A
veces, creemos que la ausencia de alguien querido no es más que el vacío. Y
puede que no sea así. La intuición del ser humano llega muy lejos y esa persona
que, en determinado momento, decidió coger otro camino es capaz de imaginar la
soledad que ha dejado tras de sí. Más aún si esa persona es un padre artista,
capaz de dibujar el alma con su cámara, permitiéndose llegar a través de
historias inventadas hasta el mismo corazón de las inseguridades de aquello que
más ha querido.
La familia se ha roto.
Y la vida ha seguido sin pausa. La madre, que ha estado tirando del tren,
fallece .Y ese padre vuelve a aparecer con un reflejo de la vida bajo el brazo.
Un guion en el que esboza todas las frustraciones que intuye que han seguido
como chacales a una de sus hijas, actriz de profesión. Quiere volver a dirigir
y no quedarse sencillamente en uno de esos directores del que sólo se ven
retrospectivas en las que todo el mundo le alaba por hacer un cine que sugiere
más que muestra. Desea que su hija interprete a la protagonista porque es ella
misma, aunque la historia sea totalmente inventada. Ha escrito un reflejo algo
deformado de sus sentimientos, de un valor incalculable y no es fácil
enfrentarse a ello porque la realidad, por muy imaginada que sea, siempre duele.
Es cierto que el
director Joachim Trier se ha acercado peligrosamente a Ingmar Bergman con esta
película. Es evidente ese homenaje a Persona
para quien la haya visto. Y muchas de las constantes del maestro sueco también
se trazan en una película que habla de valores tan sentimentales como la
familia, o el silencio de Dios, o la ansiedad por no saber afrontar las
encrucijadas que han quedado surcadas en el alma. Para ello, cuenta con un
Stellan Skarsgard inmenso, y con una Renate Reinsve que, después de aquella La peor persona del mundo, también a las
órdenes de Trier, vuelve a demostrar que es una actriz enorme, espejo de
inseguridades no habladas, de soledades inaguantables, de ansiedades propias de
quien tiene que enfrentarse todos los días con sus interiores encima del
escenario. Ambos otorgan un valor sentimental extraordinario a esta película
que acaba por ser, por ende, un testimonio de amor al cine.
Y es que ese director
que interpreta Skarsgard juega con las personas, haciendo que tomen desvíos
mientras disfraza su cariño con la apostura propia del intelectual del que se
espera la próxima agudeza, o su siguiente demostración de sentido del humor, o
su emoción por venir.
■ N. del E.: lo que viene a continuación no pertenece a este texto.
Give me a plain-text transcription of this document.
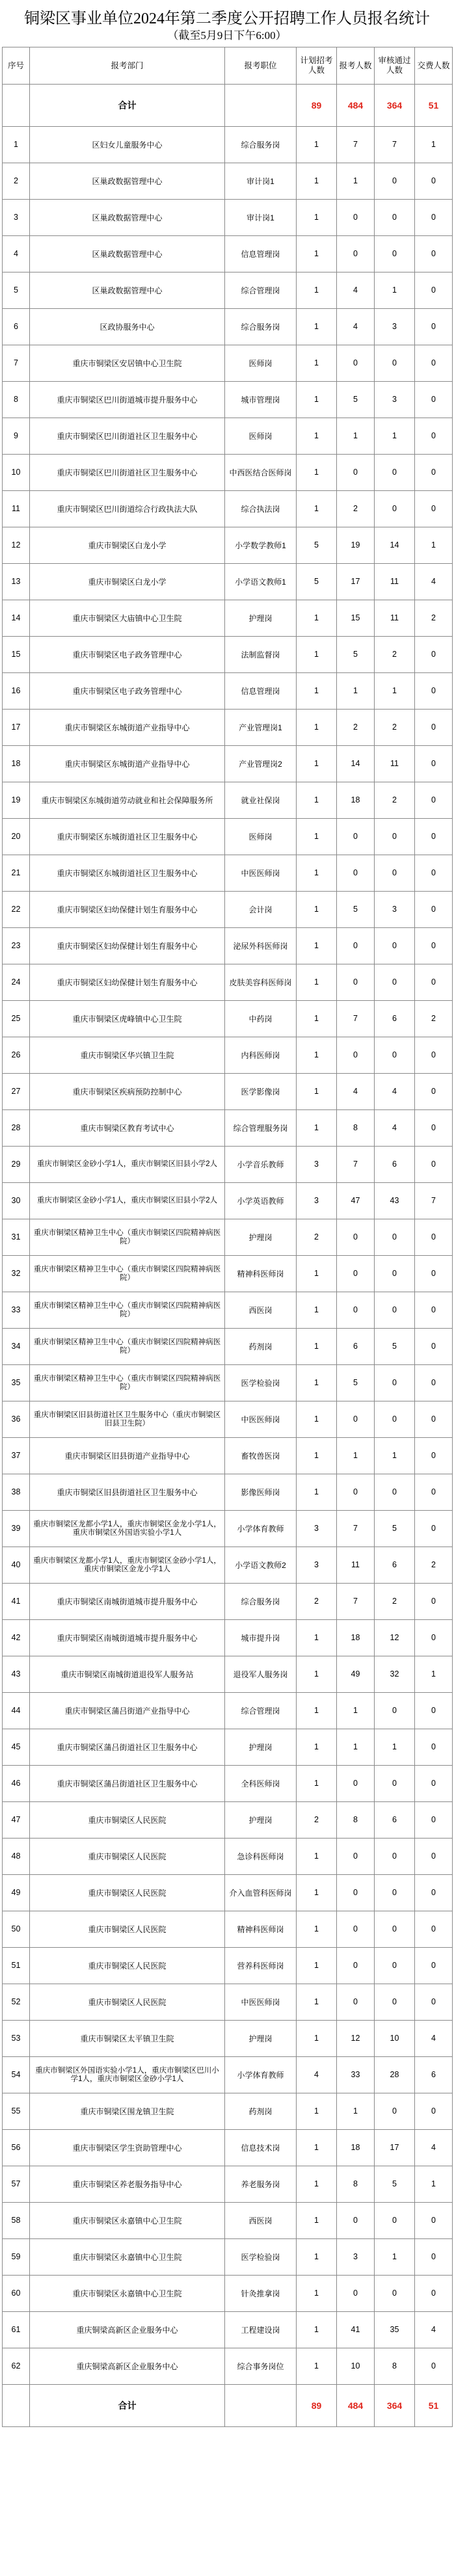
铜梁区事业单位2024年第二季度公开招聘工作人员报名统计
（截至5月9日下午6:00）
序号	报考部门	报考职位	计划招考人数	报考人数	审核通过人数	交费人数
	合计		89	484	364	51
1	区妇女儿童服务中心	综合服务岗	1	7	7	1
2	区巢政数据管理中心	审计岗1	1	1	0	0
3	区巢政数据管理中心	审计岗1	1	0	0	0
4	区巢政数据管理中心	信息管理岗	1	0	0	0
5	区巢政数据管理中心	综合管理岗	1	4	1	0
6	区政协服务中心	综合服务岗	1	4	3	0
7	重庆市铜梁区安居镇中心卫生院	医师岗	1	0	0	0
8	重庆市铜梁区巴川街道城市提升服务中心	城市管理岗	1	5	3	0
9	重庆市铜梁区巴川街道社区卫生服务中心	医师岗	1	1	1	0
10	重庆市铜梁区巴川街道社区卫生服务中心	中西医结合医师岗	1	0	0	0
11	重庆市铜梁区巴川街道综合行政执法大队	综合执法岗	1	2	0	0
12	重庆市铜梁区白龙小学	小学数学教师1	5	19	14	1
13	重庆市铜梁区白龙小学	小学语文教师1	5	17	11	4
14	重庆市铜梁区大庙镇中心卫生院	护理岗	1	15	11	2
15	重庆市铜梁区电子政务管理中心	法制监督岗	1	5	2	0
16	重庆市铜梁区电子政务管理中心	信息管理岗	1	1	1	0
17	重庆市铜梁区东城街道产业指导中心	产业管理岗1	1	2	2	0
18	重庆市铜梁区东城街道产业指导中心	产业管理岗2	1	14	11	0
19	重庆市铜梁区东城街道劳动就业和社会保障服务所	就业社保岗	1	18	2	0
20	重庆市铜梁区东城街道社区卫生服务中心	医师岗	1	0	0	0
21	重庆市铜梁区东城街道社区卫生服务中心	中医医师岗	1	0	0	0
22	重庆市铜梁区妇幼保健计划生育服务中心	会计岗	1	5	3	0
23	重庆市铜梁区妇幼保健计划生育服务中心	泌尿外科医师岗	1	0	0	0
24	重庆市铜梁区妇幼保健计划生育服务中心	皮肤美容科医师岗	1	0	0	0
25	重庆市铜梁区虎峰镇中心卫生院	中药岗	1	7	6	2
26	重庆市铜梁区华兴镇卫生院	内科医师岗	1	0	0	0
27	重庆市铜梁区疾病预防控制中心	医学影像岗	1	4	4	0
28	重庆市铜梁区教育考试中心	综合管理服务岗	1	8	4	0
29	重庆市铜梁区金砂小学1人，重庆市铜梁区旧县小学2人	小学音乐教师	3	7	6	0
30	重庆市铜梁区金砂小学1人，重庆市铜梁区旧县小学2人	小学英语教师	3	47	43	7
31	重庆市铜梁区精神卫生中心（重庆市铜梁区四院精神病医院）	护理岗	2	0	0	0
32	重庆市铜梁区精神卫生中心（重庆市铜梁区四院精神病医院）	精神科医师岗	1	0	0	0
33	重庆市铜梁区精神卫生中心（重庆市铜梁区四院精神病医院）	西医岗	1	0	0	0
34	重庆市铜梁区精神卫生中心（重庆市铜梁区四院精神病医院）	药剂岗	1	6	5	0
35	重庆市铜梁区精神卫生中心（重庆市铜梁区四院精神病医院）	医学检验岗	1	5	0	0
36	重庆市铜梁区旧县街道社区卫生服务中心（重庆市铜梁区旧县卫生院）	中医医师岗	1	0	0	0
37	重庆市铜梁区旧县街道产业指导中心	畜牧兽医岗	1	1	1	0
38	重庆市铜梁区旧县街道社区卫生服务中心	影像医师岗	1	0	0	0
39	重庆市铜梁区龙都小学1人，重庆市铜梁区金龙小学1人，重庆市铜梁区外国语实验小学1人	小学体育教师	3	7	5	0
40	重庆市铜梁区龙都小学1人，重庆市铜梁区金砂小学1人，重庆市铜梁区金龙小学1人	小学语文教师2	3	11	6	2
41	重庆市铜梁区南城街道城市提升服务中心	综合服务岗	2	7	2	0
42	重庆市铜梁区南城街道城市提升服务中心	城市提升岗	1	18	12	0
43	重庆市铜梁区南城街道退役军人服务站	退役军人服务岗	1	49	32	1
44	重庆市铜梁区蒲吕街道产业指导中心	综合管理岗	1	1	0	0
45	重庆市铜梁区蒲吕街道社区卫生服务中心	护理岗	1	1	1	0
46	重庆市铜梁区蒲吕街道社区卫生服务中心	全科医师岗	1	0	0	0
47	重庆市铜梁区人民医院	护理岗	2	8	6	0
48	重庆市铜梁区人民医院	急诊科医师岗	1	0	0	0
49	重庆市铜梁区人民医院	介入血管科医师岗	1	0	0	0
50	重庆市铜梁区人民医院	精神科医师岗	1	0	0	0
51	重庆市铜梁区人民医院	营养科医师岗	1	0	0	0
52	重庆市铜梁区人民医院	中医医师岗	1	0	0	0
53	重庆市铜梁区太平镇卫生院	护理岗	1	12	10	4
54	重庆市铜梁区外国语实验小学1人，重庆市铜梁区巴川小学1人，重庆市铜梁区金砂小学1人	小学体育教师	4	33	28	6
55	重庆市铜梁区围龙镇卫生院	药剂岗	1	1	0	0
56	重庆市铜梁区学生资助管理中心	信息技术岗	1	18	17	4
57	重庆市铜梁区养老服务指导中心	养老服务岗	1	8	5	1
58	重庆市铜梁区永嘉镇中心卫生院	西医岗	1	0	0	0
59	重庆市铜梁区永嘉镇中心卫生院	医学检验岗	1	3	1	0
60	重庆市铜梁区永嘉镇中心卫生院	针灸推拿岗	1	0	0	0
61	重庆铜梁高新区企业服务中心	工程建设岗	1	41	35	4
62	重庆铜梁高新区企业服务中心	综合事务岗位	1	10	8	0
	合计		89	484	364	51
Sabe que, quizá, sea la última oportunidad para contar
algo que realmente merezca la pena y pone en juego toda su intuición para que
la actriz y su hermana pequeña comprendan que la vida es un rompecabezas de
difícil solución y que sólo cuando el espejo nos devuelve una imagen verdadera
con algo inventado, podremos encajar unas pocas piezas.
El resultado es una
película importante, profunda, hipnótica en algunos momentos porque el
espectador se sumerge en un mapa de reacciones sin palabras que Trier trunca
con brusquedad en algunas de sus escenas mientras, en otras, hace gala de las
elegantes transiciones de Bergman en medio de una casa que se convierte en el
cuarto personaje, tras el director y sus dos hijas, porque ha sido testigo de
todas las desgracias, de todas las separaciones, de todos los gritos y de todas
las lágrimas. Mientras tanto, nos vamos despojando de todas las fachadas
porque, al final, siempre quedarán los muros más sólidos que cualquiera de
nosotros podemos construir con un cemento llamado amor.
Leamos nuestro guion, hagamos que nuestra historia sea la fascinación propia de un camino de acciones y reacciones que nos lleve a la verdad inevitable. En ese estado de ánimo llamado soledad, escribimos muchas de nuestras historias y de nuestros sentimientos y, de vez en cuando, cuando ya no tenemos más salidas, rezamos cuando, en realidad, no es más que un grito que abre la última salida que nos queda. Veamos esta película y descubramos lo que es un pedazo de buen cine.